L’ensemble du village de Minobusan est parsemé de trente temples bouddhistes, dont vingt proposent l’hébergement (appelé shukubo en japonais.) J’ai séjourné dans l’un d’eux, à Kakurinbo : une auberge traditionnelle vieille de 550 ans, offrant un cadre propice à la quiétude pour les voyageurs en quête de sérénité, tout en permettant aux curieux de découvrir diverses activités liées à la culture et à la gastronomie bouddhiste.

Kakurinbo – Un séjour empli de sérénité dans l’auberge d’un temple

À l’origine destiné à héberger les pèlerins et les moines bouddhistes, le shukubo Kakurinbo ouvre ses portes à toute personne à la recherche d’une expérience authentique et ressourçante, comme me l’explique la bienveillante maîtresse des lieux, Higuchi Junko.

Couloir d'auberge traditionnelle japonaise bordé de kimonos.
Les couloirs de l’auberge sont bordés de superbes kimonos.

Une fois les chaussures retirées et l’entrée passée, avec son grand auvent de bois typique et ses poutres sculptées de motifs traditionnels, c’est alors un long couloir en tatamis doté de portes coulissantes de chaque côté qui m’accueille. Appelées fusuma, ces dernières permettent de diviser l’espace selon les besoins, créant ainsi une flexibilité d’aménagement. Devant elles sont suspendus de magnifiques kimonos de mariage. Derrière se trouvent les chambres d’hôtes, chacune d’entre elles constituant un véritable havre de paix imprégné d’une esthétique raffinée. Également aménagées avec des sols en tatami, l’ameublement y est minimaliste et élégant, en harmonie avec l’esthétique zen japonaise.

Le soir venu, votre lit traditionnel futon sera préparé avec soin par le personnel, vous invitant à découvrir le confort authentique d’une nuit à la japonaise, directement sur les tatamis.
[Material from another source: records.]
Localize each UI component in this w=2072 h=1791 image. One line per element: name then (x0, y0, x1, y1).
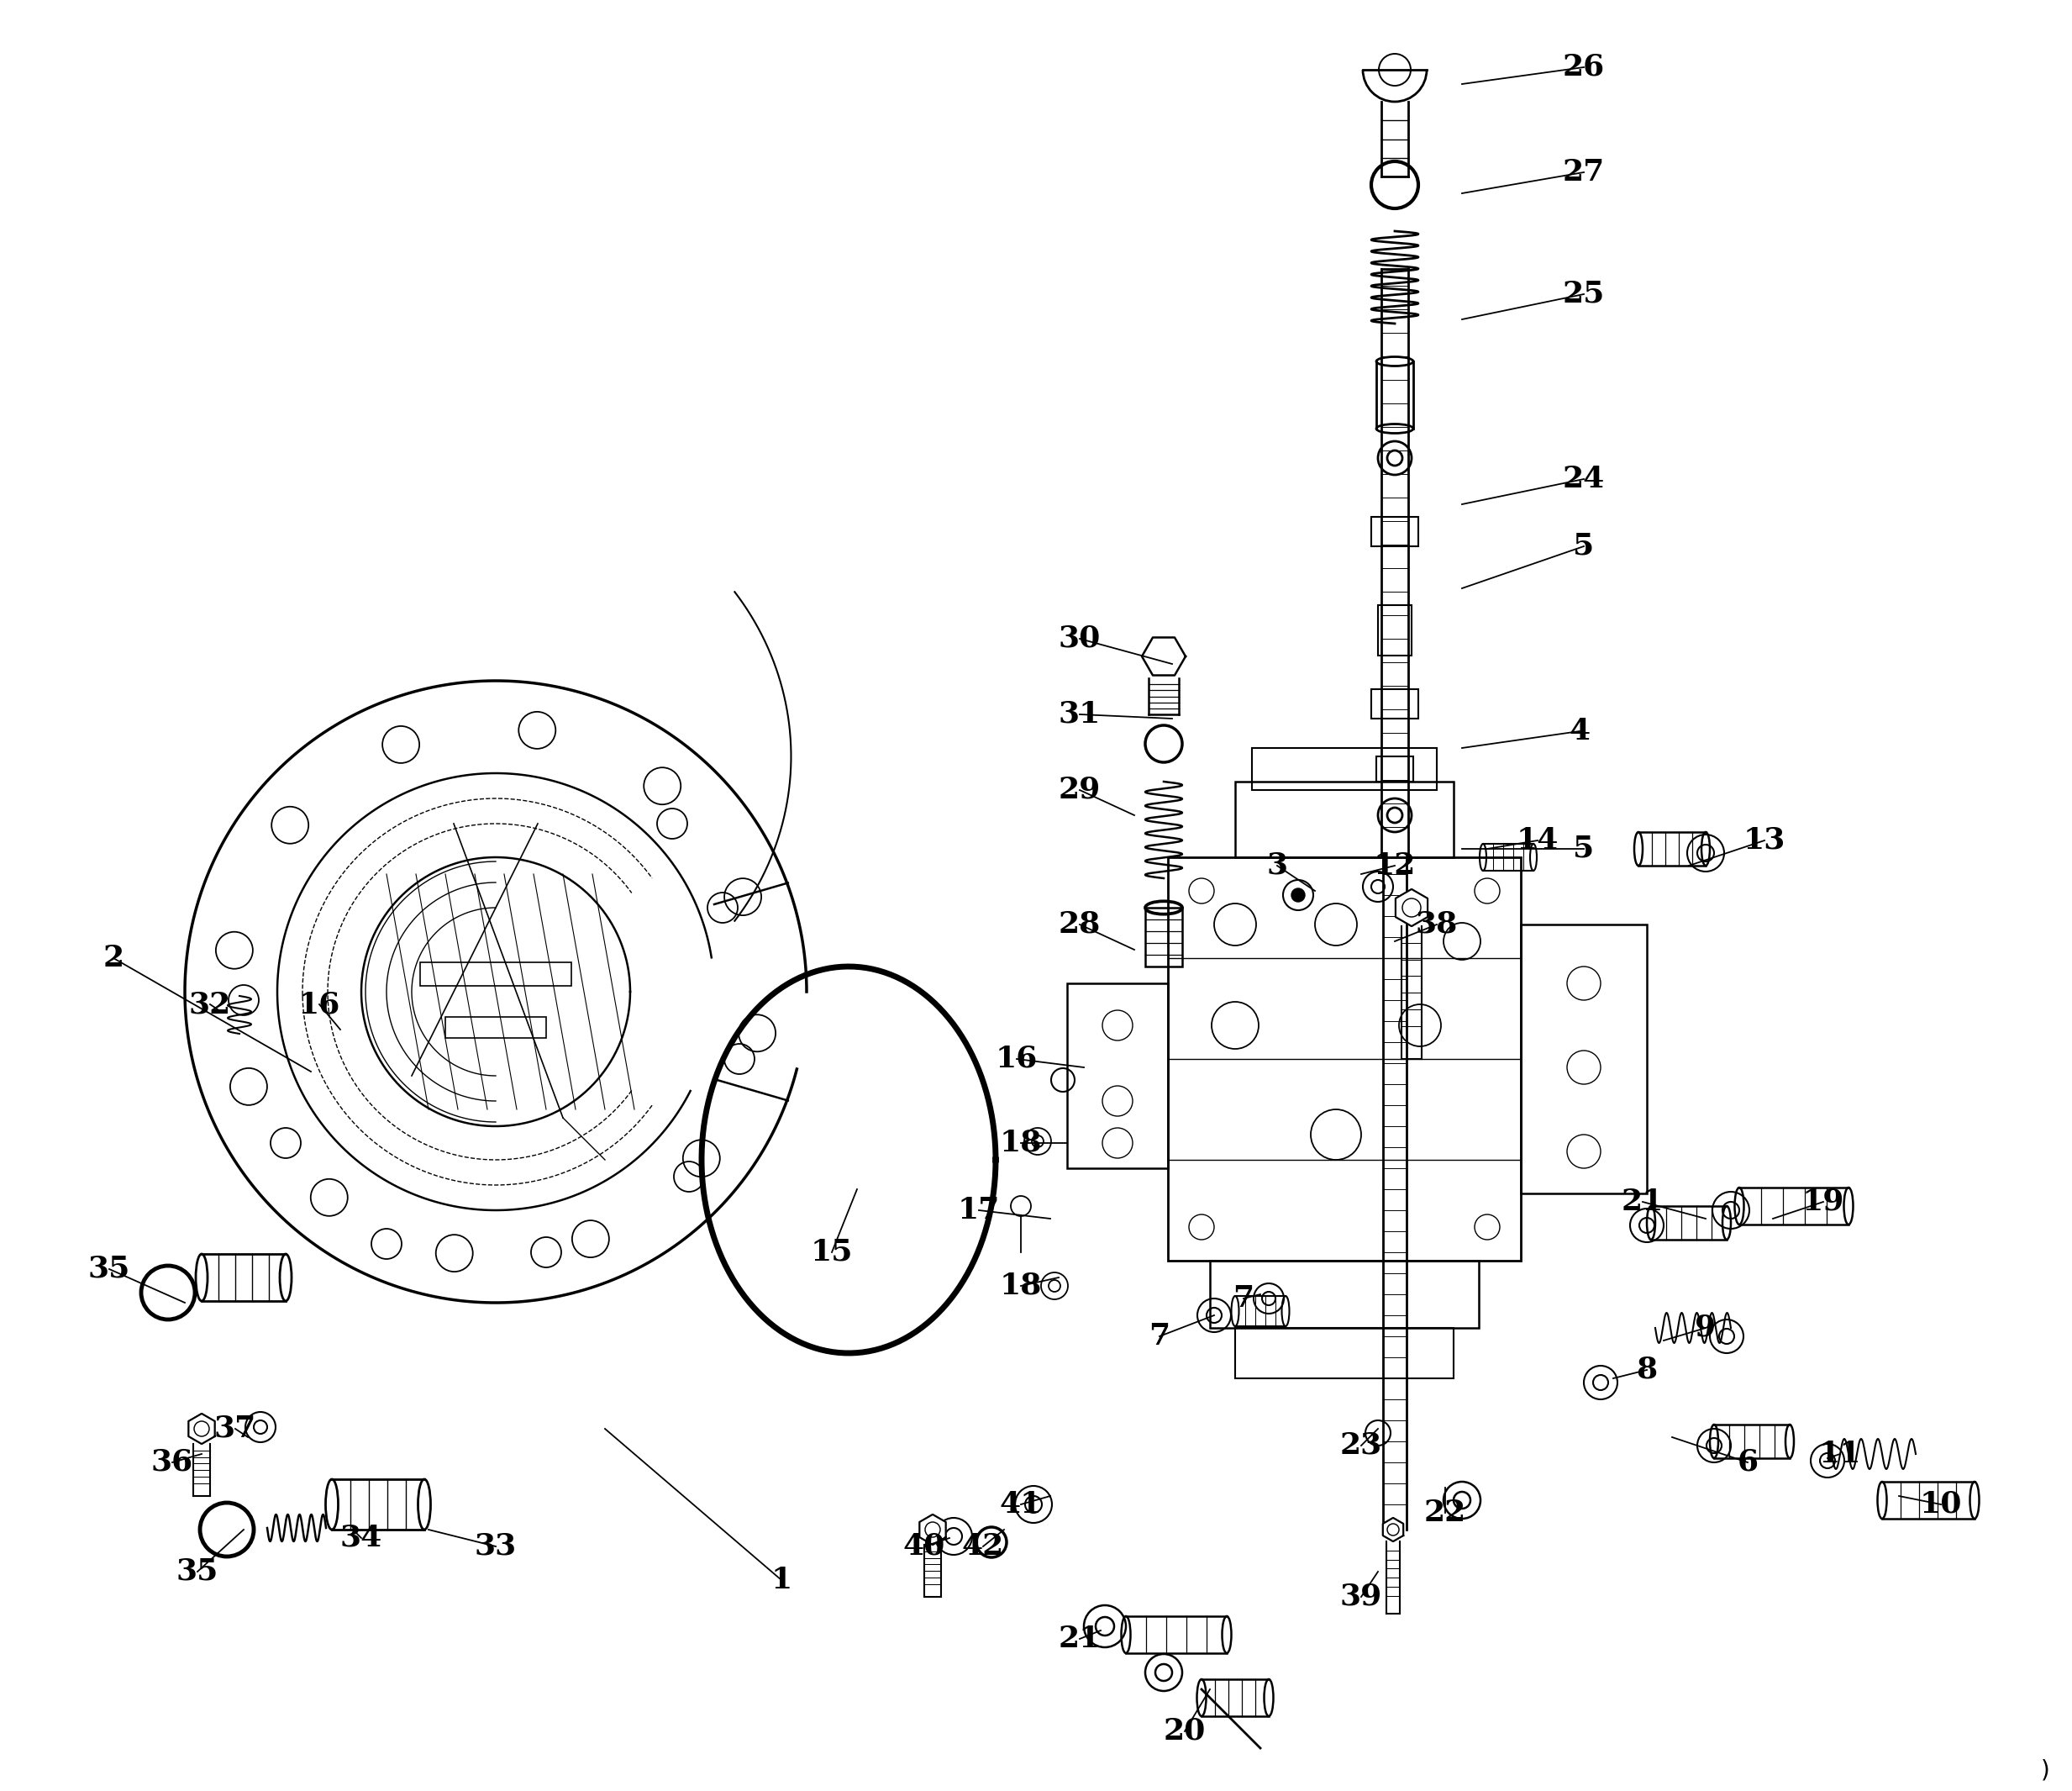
Text: 26: 26 (1562, 54, 1606, 82)
Bar (1376, 756, 1413, 781)
Text: 24: 24 (1562, 466, 1606, 493)
Bar (1378, 605, 1411, 656)
Text: 41: 41 (999, 1490, 1042, 1519)
Bar (1210, 1261, 1479, 1327)
Text: 11: 11 (1819, 1440, 1861, 1469)
Text: 20: 20 (1164, 1718, 1206, 1746)
Text: 35: 35 (176, 1558, 220, 1585)
Text: 5: 5 (1573, 835, 1595, 863)
Bar (1251, 749, 1436, 790)
Text: 40: 40 (903, 1531, 945, 1560)
Text: 7: 7 (1233, 1284, 1254, 1313)
Text: 37: 37 (213, 1415, 257, 1444)
Text: 12: 12 (1374, 851, 1415, 879)
Bar (1067, 983, 1169, 1168)
Bar (421, 962, 572, 985)
Text: 6: 6 (1736, 1449, 1759, 1476)
Text: 3: 3 (1266, 851, 1287, 879)
Text: 17: 17 (957, 1196, 1001, 1225)
Text: 27: 27 (1562, 158, 1606, 186)
Text: 34: 34 (340, 1524, 383, 1553)
Text: 22: 22 (1423, 1499, 1467, 1528)
Text: 30: 30 (1059, 625, 1100, 654)
Bar (445, 1017, 547, 1039)
Text: 36: 36 (151, 1449, 193, 1476)
Text: 15: 15 (810, 1238, 854, 1266)
Polygon shape (189, 1413, 215, 1444)
Text: 1: 1 (771, 1565, 792, 1594)
Text: 16: 16 (995, 1044, 1038, 1073)
Text: 10: 10 (1921, 1490, 1962, 1519)
Text: 21: 21 (1059, 1624, 1100, 1653)
Text: 33: 33 (474, 1531, 516, 1560)
Text: 8: 8 (1637, 1356, 1658, 1384)
Polygon shape (1382, 1517, 1403, 1542)
Polygon shape (1397, 888, 1428, 926)
Text: 9: 9 (1695, 1313, 1716, 1341)
Text: 7: 7 (1150, 1322, 1171, 1350)
Bar (1235, 1327, 1455, 1379)
Text: 38: 38 (1415, 910, 1459, 938)
Text: 29: 29 (1059, 776, 1100, 804)
Text: 23: 23 (1341, 1431, 1382, 1460)
Text: ): ) (2041, 1759, 2049, 1782)
Text: 25: 25 (1562, 279, 1606, 308)
Polygon shape (920, 1515, 945, 1546)
Bar (1372, 690, 1419, 718)
Text: 19: 19 (1803, 1187, 1844, 1216)
Text: 35: 35 (89, 1255, 131, 1284)
Bar (1169, 858, 1521, 1261)
Circle shape (1291, 888, 1305, 903)
Bar (1146, 908, 1183, 967)
Text: 5: 5 (1573, 532, 1595, 561)
Text: 31: 31 (1059, 700, 1100, 729)
Text: 2: 2 (104, 944, 124, 973)
Text: 13: 13 (1743, 826, 1786, 854)
Text: 14: 14 (1517, 826, 1558, 854)
Text: 18: 18 (999, 1128, 1042, 1157)
Text: 21: 21 (1622, 1187, 1664, 1216)
Text: 32: 32 (189, 990, 232, 1019)
Text: 16: 16 (298, 990, 340, 1019)
Bar (1521, 924, 1647, 1193)
Text: 39: 39 (1341, 1583, 1382, 1612)
Text: 18: 18 (999, 1272, 1042, 1300)
Text: 42: 42 (961, 1531, 1005, 1560)
Text: 28: 28 (1059, 910, 1100, 938)
Text: 4: 4 (1569, 716, 1589, 745)
Bar (1235, 781, 1455, 858)
Bar (1372, 518, 1419, 546)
jardin traditionnel japonais
Le jardin traditionnel de l’auberge Kakurinbo.

Sur la gauche de ce couloir, on peut apercevoir la salle à manger, qui offre une vue saisissante sur le jardin traditionnel de Kakurinbo imaginé par le fameux maître zen Musō Kokushi, et reconnu comme un trésor culturel local. La scène est encore plus spectaculaire à contempler au moment du dîner, grâce à ses illuminations nocturnes.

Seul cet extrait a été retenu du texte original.